Calcineurin inhibitors are immunomodulators and an off-label treatment for vitiligo functioning via inhibiting the lymphocyte and dendiric cells resident proinflammatory protein (calcineurin) that is responsible for the transcription of interleukin (IL)-2 and tumor necrosis factor-α (TNF-α). Such inflammatory cytokine inhibition results in the induction of melanocyte proliferation and activity [1].

A systemic metanalysis reviewed and reported the efficacy of tacrolimus as a monotherapy for the treatment of vitiligo [19]. Furthermore its efficacy was more superior when used in combination with either microneedling or dermabrasion to using it alone [20, 21]. Moreover; the combination of 308-nm excimer light and tacrolimus 0.1% ointment was superior to 308-nm excimer light alone in a number of studies [5, 6, 22].

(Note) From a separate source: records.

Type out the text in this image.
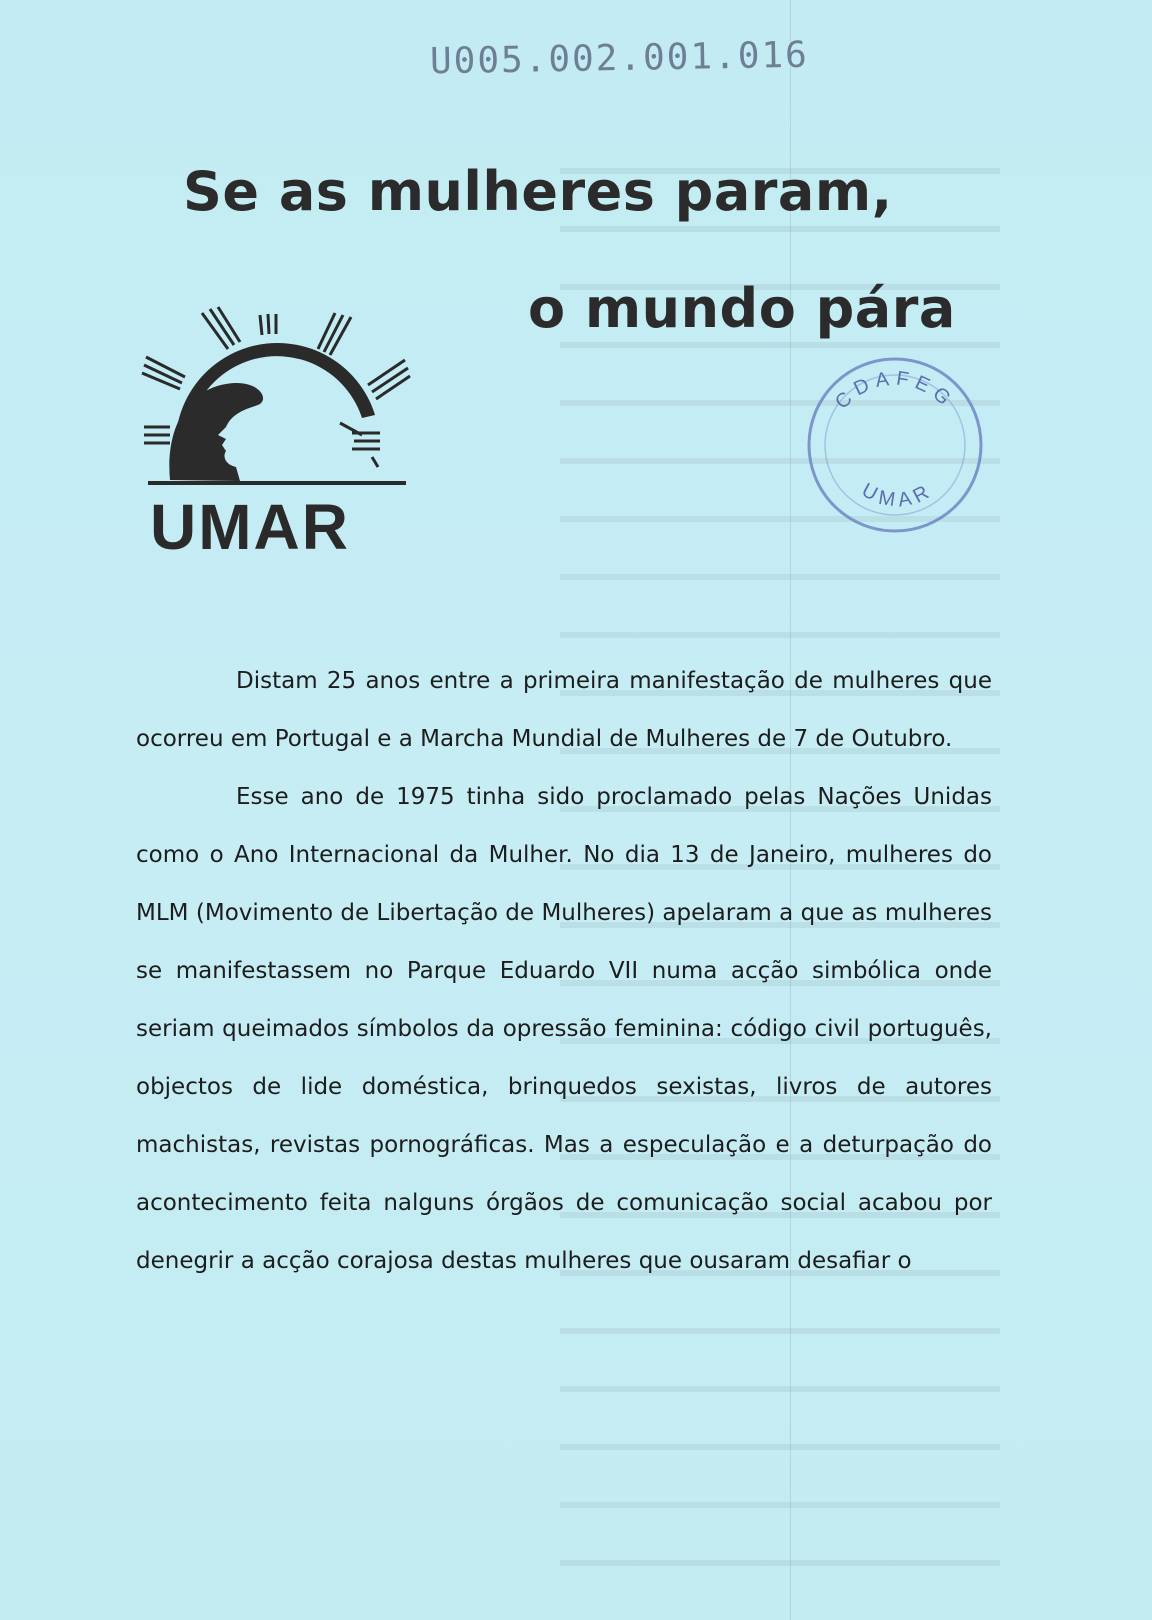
U005.002.001.016
Se as mulheres param,
o mundo pára
UMAR
CDAFEG
UMAR

Distam 25 anos entre a primeira manifestação de mulheres que ocorreu em Portugal e a Marcha Mundial de Mulheres de 7 de Outubro.

Esse ano de 1975 tinha sido proclamado pelas Nações Unidas como o Ano Internacional da Mulher. No dia 13 de Janeiro, mulheres do MLM (Movimento de Libertação de Mulheres) apelaram a que as mulheres se manifestassem no Parque Eduardo VII numa acção simbólica onde seriam queimados símbolos da opressão feminina: código civil português, objectos de lide doméstica, brinquedos sexistas, livros de autores machistas, revistas pornográficas. Mas a especulação e a deturpação do acontecimento feita nalguns órgãos de comunicação social acabou por denegrir a acção corajosa destas mulheres que ousaram desafiar o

Only one randomized, single-blinded and intra-individual controlled study compared the efficacy and safety of topical 0.01% bimatoprost compared with 0.1% tacrolimus for the treatment of facial vitiligo in 16 patients and demonstrated a significant efficacy of topical bimatoprost as a novel treatment option in facial vitiligo with comparable results to topical tacrolimus [9].

Only one unpublished report examined the efficacy of combining EL + topical bimatoporst versus EL alone in treating patients with vitiligo. Based on the results reported, EL combined with bimatoprost was significantly better in improving repigmentation when compared to EL monotherapy [23].

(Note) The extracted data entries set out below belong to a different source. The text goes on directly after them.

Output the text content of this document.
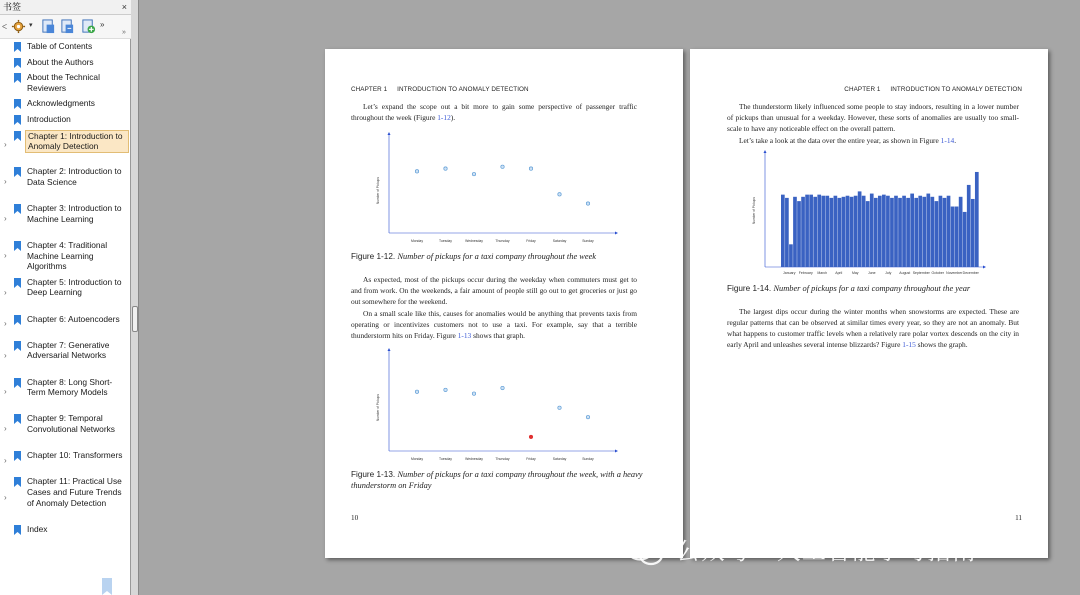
书签	×
ᐸ	▾	»
»
Table of Contents
About the Authors
About the Technical Reviewers
Acknowledgments
Introduction
›
Chapter 1: Introduction to Anomaly Detection
›
Chapter 2: Introduction to Data Science
›
Chapter 3: Introduction to Machine Learning
›
Chapter 4: Traditional Machine Learning Algorithms
›
Chapter 5: Introduction to Deep Learning
›
Chapter 6: Autoencoders
›
Chapter 7: Generative Adversarial Networks
›
Chapter 8: Long Short-Term Memory Models
›
Chapter 9: Temporal Convolutional Networks
›
Chapter 10: Transformers
›
Chapter 11: Practical Use Cases and Future Trends of Anomaly Detection
Index
CHAPTER 1 INTRODUCTION TO ANOMALY DETECTION
Let’s expand the scope out a bit more to gain some perspective of passenger traffic throughout the week (Figure 1-12).
Number of Pickups
Monday	Tuesday	Wednesday	Thursday	Friday	Saturday	Sunday
Figure 1-12. Number of pickups for a taxi company throughout the week
As expected, most of the pickups occur during the weekday when commuters must get to and from work. On the weekends, a fair amount of people still go out to get groceries or just go out somewhere for the weekend.
On a small scale like this, causes for anomalies would be anything that prevents taxis from operating or incentivizes customers not to use a taxi. For example, say that a terrible thunderstorm hits on Friday. Figure 1-13 shows that graph.
Number of Pickups
Monday	Tuesday	Wednesday	Thursday	Friday	Saturday	Sunday
Figure 1-13. Number of pickups for a taxi company throughout the week, with a heavy thunderstorm on Friday
10
CHAPTER 1 INTRODUCTION TO ANOMALY DETECTION
The thunderstorm likely influenced some people to stay indoors, resulting in a lower number of pickups than unusual for a weekday. However, these sorts of anomalies are usually too small-scale to have any noticeable effect on the overall pattern.
Let’s take a look at the data over the entire year, as shown in Figure 1-14.
Number of Pickups
January February March April	May	June	July August September October November December
Figure 1-14. Number of pickups for a taxi company throughout the year
The largest dips occur during the winter months when snowstorms are expected. These are regular patterns that can be observed at similar times every year, so they are not an anomaly. But what happens to customer traffic levels when a relatively rare polar vortex descends on the city in early April and unleashes several intense blizzards? Figure 1-15 shows the graph.
11
公众号 · 人工智能学习指南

With reference to safety of the treatment, most patients treated by both techniques had no complication, however irritation, desquamation, hyperpigmentation and blister were observed in some patients especially treated with excimer plus tacrolimus with no significant difference between the two groups. Moreover; hypertrichosis was observed in 3 patients treated with excimer plus bimatoprost.

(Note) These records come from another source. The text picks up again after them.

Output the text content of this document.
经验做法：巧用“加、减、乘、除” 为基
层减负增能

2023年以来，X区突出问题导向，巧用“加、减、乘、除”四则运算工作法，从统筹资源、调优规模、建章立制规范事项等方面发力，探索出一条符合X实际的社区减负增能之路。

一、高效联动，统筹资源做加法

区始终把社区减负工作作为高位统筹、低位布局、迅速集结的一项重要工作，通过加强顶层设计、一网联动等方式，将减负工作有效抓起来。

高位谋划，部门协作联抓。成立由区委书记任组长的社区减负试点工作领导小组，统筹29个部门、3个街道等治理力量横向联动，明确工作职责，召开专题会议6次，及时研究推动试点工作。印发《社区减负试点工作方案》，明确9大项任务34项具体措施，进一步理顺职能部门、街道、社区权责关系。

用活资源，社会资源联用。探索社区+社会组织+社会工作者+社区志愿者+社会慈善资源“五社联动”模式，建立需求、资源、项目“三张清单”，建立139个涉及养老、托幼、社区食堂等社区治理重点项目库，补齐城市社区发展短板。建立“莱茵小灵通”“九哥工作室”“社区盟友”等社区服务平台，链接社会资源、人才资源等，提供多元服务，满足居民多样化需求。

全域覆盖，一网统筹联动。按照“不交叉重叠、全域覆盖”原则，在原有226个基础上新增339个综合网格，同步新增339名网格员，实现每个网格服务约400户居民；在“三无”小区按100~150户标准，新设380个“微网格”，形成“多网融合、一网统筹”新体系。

Our study had some limitations; the relatively small sample size. In addition, selection bias, as the patients were primarily recruited from patients who attended to our university clinic only. Another limitation was the short follow up of 3 months which could have not identified any late recurrences if any.

Our study demonstrated that 0.01% topical bimatoprost gel in combination with EL is considered safe and effective as treatment of nonsegmental facial vitiligo with comparable results to 0.1% tacrolimus. Further larger multi centre studies are required to establish its efficacy in different concentrations and formulations.